Va realizando así las láminas del llamado Álbum de Sanlúcar. Son escenas íntimas o costumbristas pintadas con aguada de tinta china negra, consiguiendo una cálida gama de grises alternadas con amplias zonas de claroscuro, de las que hoy se conservan 16 hojas, repartidas entre la Biblioteca Nacional y el Museo de El Prado, en Madrid; la colección Clementi, en Roma, y otras colecciones privadas en París. Un número notable de ellas las dedica Goya a plasmar diversos momentos o anécdotas o actitudes de la duquesa: sosteniendo en su regazo a la niña María de la Luz; mesándose los cabellos en actitud teatral; peinándose; de mantilla, o vuelta de espaldas al espectador, hacia el que gira la cabeza con pícara expresión, mientras levanta su vestido, dejando al descubierto piernas y nalgas. En La siesta, por su parte, el artista-espectador ve sin ser visto. En una cama descansa una mujer, cuya negra cabellera la identifica con la duquesa. El calor ha hecho que se levante el vestido hasta las rodillas, mientras es atendida por una sirvienta, que de espaldas se agacha realizando una acción poco identificable.

El tema de la mujer, más o menos desvestida que duerme mientras el artista-espectador la ve, tuvo bastante atractivo para Goya en aquella época, y al respecto hay que recordar que dos de las sobrepuertas que años antes realizara para la casa gaditana de Sebastián Martínez tienen el mismo asunto, en el que con distinta intensidad se mezcla erotismo y una cierta pulsión onírica y pre-romántica.

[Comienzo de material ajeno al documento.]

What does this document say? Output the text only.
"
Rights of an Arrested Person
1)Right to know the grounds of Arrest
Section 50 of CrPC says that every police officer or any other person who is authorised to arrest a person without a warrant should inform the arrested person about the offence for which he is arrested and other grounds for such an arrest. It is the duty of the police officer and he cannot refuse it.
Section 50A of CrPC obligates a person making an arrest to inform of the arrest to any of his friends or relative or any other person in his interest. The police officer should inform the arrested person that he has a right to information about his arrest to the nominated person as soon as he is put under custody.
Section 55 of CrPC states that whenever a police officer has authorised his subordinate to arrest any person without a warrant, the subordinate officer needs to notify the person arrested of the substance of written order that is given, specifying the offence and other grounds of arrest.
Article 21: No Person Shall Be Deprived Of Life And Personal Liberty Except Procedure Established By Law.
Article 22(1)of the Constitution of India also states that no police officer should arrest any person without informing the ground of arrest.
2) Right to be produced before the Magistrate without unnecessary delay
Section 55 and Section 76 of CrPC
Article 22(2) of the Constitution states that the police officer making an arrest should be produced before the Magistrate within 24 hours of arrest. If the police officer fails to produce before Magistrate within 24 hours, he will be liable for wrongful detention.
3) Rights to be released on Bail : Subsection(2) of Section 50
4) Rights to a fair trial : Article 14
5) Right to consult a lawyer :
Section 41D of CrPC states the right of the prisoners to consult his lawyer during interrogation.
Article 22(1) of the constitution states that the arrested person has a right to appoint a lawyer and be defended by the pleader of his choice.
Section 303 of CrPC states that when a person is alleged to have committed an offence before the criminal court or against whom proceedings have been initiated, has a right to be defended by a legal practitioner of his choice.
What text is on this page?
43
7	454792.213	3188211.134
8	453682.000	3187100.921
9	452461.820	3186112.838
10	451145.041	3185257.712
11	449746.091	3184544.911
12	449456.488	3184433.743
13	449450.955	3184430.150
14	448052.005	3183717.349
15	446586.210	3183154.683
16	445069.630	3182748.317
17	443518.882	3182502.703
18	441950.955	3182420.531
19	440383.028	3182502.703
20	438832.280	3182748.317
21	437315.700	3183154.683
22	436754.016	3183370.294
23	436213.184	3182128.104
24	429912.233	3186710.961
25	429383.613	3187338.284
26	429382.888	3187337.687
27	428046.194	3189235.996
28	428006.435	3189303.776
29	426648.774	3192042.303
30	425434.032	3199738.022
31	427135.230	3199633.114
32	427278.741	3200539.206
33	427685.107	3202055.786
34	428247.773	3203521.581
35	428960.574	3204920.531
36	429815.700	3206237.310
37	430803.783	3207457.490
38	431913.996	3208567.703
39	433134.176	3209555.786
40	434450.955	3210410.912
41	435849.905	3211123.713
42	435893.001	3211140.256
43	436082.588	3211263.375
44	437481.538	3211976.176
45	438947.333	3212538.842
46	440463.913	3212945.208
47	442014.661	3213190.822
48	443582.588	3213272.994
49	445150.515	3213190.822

Pero aparte de estos dibujos, la estancia en Sanlúcar le da pie a Goya para realizar una pintura insigne. Se trata del retrato de la duquesa. Fechado en 1797, fue pintado en la propia Sanlúcar o recién regresado el artista a Madrid, en marzo de ese año. Sitúa a la modelo en el centro de la composición ante un paisaje que, evocando una espléndida gama de grises de memoria velazqueña, evoca también los paisajes del Coto de Doñana, que seguramente había visitado: frondas de pinos y arenas por la que discurre un camino o riachuelo. La mujer ataviada de mantilla y vestido negros, bajo los que brillan el oro y el rojo del fajín y corpiño, gira grácilmente su cuerpo, manteniendo una mirada frontal no exenta de hieratismo. Uno de sus brazos señala el suelo. En su mano dos anillos. En uno se lee "Alba" y en el otro, "Goya". Escrita en la arena la firma: "Solo Goya". No se puede decir más con menos.

El cuadro, que más que pasión expresa rendida admiración hacia un objeto inalcanzable, nunca, al parecer, perteneció a la retratada, figurando en el inventario de las pinturas que poseía su autor en 1812. Luego estuvo en la Galería Española del Rey Luis Felipe, en el Louvre. Hoy se encuentra en la Hispanic Society de Nueva York.

Al que le guste establecer singulares relaciones entre obras de arte, un poco al albur de la imaginación, fíjese en la distante mirada de la duquesa de una seriedad casi religiosa, bajo el espeso arco de sus cejas. ¿No recuerdan esas pupilas y esas curvas los que aquellos idolillos cilíndricos de la prehistoria del Bajo Guadalquivir? La inconstante arena en la que firmó el pintor, todo lo cubre y vuelve a descubrir.